Che fai non segui le indicazioni di uno sconosciuto?

Forse lo scambio di informazioni formulato a gesti non ha funzionato perchè alla mia domanda se la strada era in buone condizioni ed in salita lo sconosciuto ha risposto di si alla prima e di no alla seconda, quindi appena imboccata la sua "scorciatoia" mi accorgo subito di non aver capito niente.
Decido comunque di continuare su quella via anche perchè di villaggi ne ha indicati solamente due ed trattandosi di luoghi "fuori portata" per la massa forse sono anche più tranquilli.



Devo dire che la ragione stavolta ce l'aveva lui e anche un pò io, perchè effettivamente i due villaggi erano formati da 4 case diroccate e una decina di abitanti, qualche pastore lungo il sentiero con le sue capre nere (non capisco perchè il Marocco non esiste il formaggio) e nessun furgone affollato a farti da spola.
Tutto bello, bellissimo, ma ... la strada si esaurisce in un'ottantina di chilometri e il restante diventa di nuovo asfalto e ovviamente incontri.

L'incontro questa volta è stato con un europeo, una guida turistica.

Sul punto più alto della catena montuosa, là dove passa una delle strade più belle del mondo, famosa per le sue curve (sono 12 esattamente, un'ammazza gambe di poco più di qualche km con un dislivello di circa 400 m), in cima, un curioso spettatore mi sta osservando e attende che io finisca.
"Hola" esordisce dichiarando la sua nazionalità.
Un pò mi rallegra il fatto che si tratti di uno spagnolo, ha pure la faccia simpatica.
Mi racconta in pochi minuti di cosa tratta il suo lavoro, fa qualche battuta simpatica sulle attitudini comportamentali dei suoi clienti in base alla nazionalità e all'età, poi comincia a fare una serie di domande (riporto da post su FB scritto quando ero li)

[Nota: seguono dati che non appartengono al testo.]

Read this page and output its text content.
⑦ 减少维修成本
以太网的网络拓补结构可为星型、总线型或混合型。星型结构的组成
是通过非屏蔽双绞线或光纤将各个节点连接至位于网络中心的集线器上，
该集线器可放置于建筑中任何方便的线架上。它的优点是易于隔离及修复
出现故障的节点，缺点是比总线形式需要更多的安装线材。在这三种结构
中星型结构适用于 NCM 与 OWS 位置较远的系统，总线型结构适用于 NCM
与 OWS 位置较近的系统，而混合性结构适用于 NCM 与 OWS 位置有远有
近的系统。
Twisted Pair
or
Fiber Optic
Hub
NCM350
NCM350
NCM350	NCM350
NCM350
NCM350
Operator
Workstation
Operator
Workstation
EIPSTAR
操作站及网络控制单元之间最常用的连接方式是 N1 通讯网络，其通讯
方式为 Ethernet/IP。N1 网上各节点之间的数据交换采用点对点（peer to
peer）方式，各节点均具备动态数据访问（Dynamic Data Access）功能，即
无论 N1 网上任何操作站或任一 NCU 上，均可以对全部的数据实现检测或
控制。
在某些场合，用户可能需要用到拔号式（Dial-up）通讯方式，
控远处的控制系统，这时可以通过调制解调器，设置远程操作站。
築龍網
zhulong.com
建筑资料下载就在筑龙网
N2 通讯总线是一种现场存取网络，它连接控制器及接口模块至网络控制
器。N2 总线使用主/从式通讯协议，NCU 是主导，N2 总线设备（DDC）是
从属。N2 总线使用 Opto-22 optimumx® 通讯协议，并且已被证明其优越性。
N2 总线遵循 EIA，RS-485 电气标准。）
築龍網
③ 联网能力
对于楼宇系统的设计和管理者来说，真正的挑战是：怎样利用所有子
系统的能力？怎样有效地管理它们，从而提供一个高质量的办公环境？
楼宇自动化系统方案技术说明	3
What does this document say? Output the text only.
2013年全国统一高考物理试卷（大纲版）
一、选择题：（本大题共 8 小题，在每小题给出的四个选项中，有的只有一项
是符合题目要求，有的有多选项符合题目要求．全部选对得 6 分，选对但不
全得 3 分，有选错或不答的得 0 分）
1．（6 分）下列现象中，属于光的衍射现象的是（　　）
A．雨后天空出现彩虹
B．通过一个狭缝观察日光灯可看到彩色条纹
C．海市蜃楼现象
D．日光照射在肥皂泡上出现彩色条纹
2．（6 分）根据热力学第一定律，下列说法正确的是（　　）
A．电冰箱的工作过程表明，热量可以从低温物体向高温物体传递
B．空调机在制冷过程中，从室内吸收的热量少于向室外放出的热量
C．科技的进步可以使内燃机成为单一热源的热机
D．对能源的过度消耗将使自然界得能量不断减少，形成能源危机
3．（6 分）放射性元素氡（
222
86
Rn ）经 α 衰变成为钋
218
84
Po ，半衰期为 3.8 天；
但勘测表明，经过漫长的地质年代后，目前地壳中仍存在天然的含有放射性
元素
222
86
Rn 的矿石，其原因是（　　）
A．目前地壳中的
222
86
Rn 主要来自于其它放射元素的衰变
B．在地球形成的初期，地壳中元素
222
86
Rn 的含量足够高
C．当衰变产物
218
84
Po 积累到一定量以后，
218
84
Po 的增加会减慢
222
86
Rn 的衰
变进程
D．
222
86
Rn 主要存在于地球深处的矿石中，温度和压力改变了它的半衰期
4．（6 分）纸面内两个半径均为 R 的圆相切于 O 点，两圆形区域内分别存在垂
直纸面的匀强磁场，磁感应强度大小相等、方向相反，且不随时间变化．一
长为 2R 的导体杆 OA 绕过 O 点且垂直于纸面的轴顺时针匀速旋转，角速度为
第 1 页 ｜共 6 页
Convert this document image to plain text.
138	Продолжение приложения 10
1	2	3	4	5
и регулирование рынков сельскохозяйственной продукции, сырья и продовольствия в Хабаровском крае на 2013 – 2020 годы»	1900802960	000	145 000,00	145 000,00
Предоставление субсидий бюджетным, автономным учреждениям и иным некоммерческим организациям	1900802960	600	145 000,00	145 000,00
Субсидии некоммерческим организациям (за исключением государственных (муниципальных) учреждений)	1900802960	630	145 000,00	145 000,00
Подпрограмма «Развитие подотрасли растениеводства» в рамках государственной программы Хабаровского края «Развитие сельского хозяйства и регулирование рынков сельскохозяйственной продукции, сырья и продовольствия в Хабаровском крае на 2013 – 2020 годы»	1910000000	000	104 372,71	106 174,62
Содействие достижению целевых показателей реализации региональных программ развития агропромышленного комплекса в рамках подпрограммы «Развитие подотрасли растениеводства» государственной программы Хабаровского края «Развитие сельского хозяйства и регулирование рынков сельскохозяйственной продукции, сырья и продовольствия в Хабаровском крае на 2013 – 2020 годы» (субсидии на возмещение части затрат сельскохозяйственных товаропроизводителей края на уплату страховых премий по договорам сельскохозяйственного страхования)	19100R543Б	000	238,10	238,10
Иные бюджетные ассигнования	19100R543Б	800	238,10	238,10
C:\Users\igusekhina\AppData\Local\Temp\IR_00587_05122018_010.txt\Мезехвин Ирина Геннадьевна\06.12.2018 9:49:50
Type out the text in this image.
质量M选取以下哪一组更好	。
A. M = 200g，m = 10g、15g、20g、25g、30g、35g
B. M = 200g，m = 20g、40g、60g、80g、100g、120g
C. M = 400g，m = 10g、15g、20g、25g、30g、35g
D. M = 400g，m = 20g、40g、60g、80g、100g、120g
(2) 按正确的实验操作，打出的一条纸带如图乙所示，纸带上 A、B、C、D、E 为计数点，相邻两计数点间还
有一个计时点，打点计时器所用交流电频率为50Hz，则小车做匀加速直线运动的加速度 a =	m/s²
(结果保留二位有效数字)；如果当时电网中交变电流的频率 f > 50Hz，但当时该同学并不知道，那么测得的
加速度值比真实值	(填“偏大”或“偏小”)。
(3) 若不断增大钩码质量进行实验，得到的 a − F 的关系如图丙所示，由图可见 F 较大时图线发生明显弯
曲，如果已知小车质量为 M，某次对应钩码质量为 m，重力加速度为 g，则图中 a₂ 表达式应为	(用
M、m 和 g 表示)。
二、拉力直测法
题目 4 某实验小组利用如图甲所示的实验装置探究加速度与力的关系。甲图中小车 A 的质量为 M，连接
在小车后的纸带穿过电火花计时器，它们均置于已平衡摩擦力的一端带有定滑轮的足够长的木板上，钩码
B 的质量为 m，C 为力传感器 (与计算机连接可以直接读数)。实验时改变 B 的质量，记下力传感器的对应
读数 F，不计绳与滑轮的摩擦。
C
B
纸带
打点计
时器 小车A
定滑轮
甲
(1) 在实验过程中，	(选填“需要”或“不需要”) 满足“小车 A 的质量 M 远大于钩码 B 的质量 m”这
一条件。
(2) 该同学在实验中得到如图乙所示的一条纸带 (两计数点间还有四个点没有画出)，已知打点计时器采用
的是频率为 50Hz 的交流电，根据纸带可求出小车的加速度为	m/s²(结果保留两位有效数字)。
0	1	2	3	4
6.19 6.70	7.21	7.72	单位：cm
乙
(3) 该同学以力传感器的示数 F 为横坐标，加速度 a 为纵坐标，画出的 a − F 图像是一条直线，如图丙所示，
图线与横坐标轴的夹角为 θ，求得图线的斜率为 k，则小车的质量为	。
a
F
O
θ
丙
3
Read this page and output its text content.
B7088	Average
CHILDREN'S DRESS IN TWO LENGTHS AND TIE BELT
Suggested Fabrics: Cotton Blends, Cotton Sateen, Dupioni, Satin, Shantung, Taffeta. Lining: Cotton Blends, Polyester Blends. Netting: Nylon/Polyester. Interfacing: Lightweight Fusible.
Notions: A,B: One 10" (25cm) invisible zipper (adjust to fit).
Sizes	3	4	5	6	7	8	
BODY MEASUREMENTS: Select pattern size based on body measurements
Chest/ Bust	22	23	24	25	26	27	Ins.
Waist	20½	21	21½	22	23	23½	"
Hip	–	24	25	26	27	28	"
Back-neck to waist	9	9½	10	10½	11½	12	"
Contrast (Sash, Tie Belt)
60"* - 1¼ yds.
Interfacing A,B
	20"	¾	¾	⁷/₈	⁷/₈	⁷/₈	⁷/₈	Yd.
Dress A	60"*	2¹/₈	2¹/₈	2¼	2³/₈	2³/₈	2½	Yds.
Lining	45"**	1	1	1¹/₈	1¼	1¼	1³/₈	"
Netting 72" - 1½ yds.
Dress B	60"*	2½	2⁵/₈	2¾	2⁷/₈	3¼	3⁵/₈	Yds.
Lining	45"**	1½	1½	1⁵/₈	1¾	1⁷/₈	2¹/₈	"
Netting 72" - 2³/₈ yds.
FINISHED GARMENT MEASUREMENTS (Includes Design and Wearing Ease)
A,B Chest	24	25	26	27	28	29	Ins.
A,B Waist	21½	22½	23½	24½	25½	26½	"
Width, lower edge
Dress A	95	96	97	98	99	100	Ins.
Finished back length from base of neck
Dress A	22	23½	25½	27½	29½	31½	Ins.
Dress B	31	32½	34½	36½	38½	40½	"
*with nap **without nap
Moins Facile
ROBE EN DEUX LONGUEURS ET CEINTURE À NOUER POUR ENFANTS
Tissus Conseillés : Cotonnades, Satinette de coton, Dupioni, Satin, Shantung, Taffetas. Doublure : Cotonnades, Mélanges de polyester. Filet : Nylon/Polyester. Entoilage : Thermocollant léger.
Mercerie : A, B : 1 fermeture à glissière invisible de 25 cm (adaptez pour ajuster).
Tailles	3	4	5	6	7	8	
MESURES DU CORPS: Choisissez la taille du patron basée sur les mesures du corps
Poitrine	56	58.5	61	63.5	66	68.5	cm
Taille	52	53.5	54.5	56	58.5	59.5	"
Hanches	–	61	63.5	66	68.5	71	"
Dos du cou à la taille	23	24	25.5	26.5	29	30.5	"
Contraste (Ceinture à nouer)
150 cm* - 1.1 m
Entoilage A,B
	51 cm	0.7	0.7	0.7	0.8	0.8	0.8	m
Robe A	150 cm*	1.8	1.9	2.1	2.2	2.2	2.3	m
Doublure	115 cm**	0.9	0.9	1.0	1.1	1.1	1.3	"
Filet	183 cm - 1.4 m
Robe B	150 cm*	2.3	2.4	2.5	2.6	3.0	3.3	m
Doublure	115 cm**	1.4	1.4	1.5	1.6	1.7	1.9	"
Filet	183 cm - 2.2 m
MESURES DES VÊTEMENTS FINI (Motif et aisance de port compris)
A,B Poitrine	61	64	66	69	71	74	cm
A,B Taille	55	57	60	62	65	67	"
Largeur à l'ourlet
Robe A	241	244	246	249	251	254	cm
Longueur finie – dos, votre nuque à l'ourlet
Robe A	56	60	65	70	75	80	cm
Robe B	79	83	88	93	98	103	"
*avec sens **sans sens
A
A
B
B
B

Mi chiede dove sono i miei amici e io rispondo un po' ovunque nel mondo
Mi chiede da dove vengo e che strada ho fatto e rispondo da Marrakech lungo l'unica via che passa tra le montagne
Mi chiede visto che guidano come i pazzi se ho paura e rispondo che vivo a Roma, lì guidano peggio. Mi chiede allora dove sto andando e rispondo che cerco le piste a confine con l Algeria
Mi stringe la mano e mi dice: forse tu hai più palle di me, io rispondo che non sono palle ma ovaie.

Prima di lasciarmi, essendo una guida turistica che svolge dei mini trail in mtb mi chiede info sulla strada sterrata appena percorsa. Un pò mi dispiace dargli informazioni su una strada che non conosce turismo, mi sento un di tradire la fiducia dello sconosciuto del "ristorante", un pò mi esalta l'idea che una guida turistica chieda informazioni a me, quindi propongo uno scambio di favori: io gli spiego la strada nei dettagli e la fattibilità del percorso e lui mi indirizza verso un villaggio dove poter dormire la notte.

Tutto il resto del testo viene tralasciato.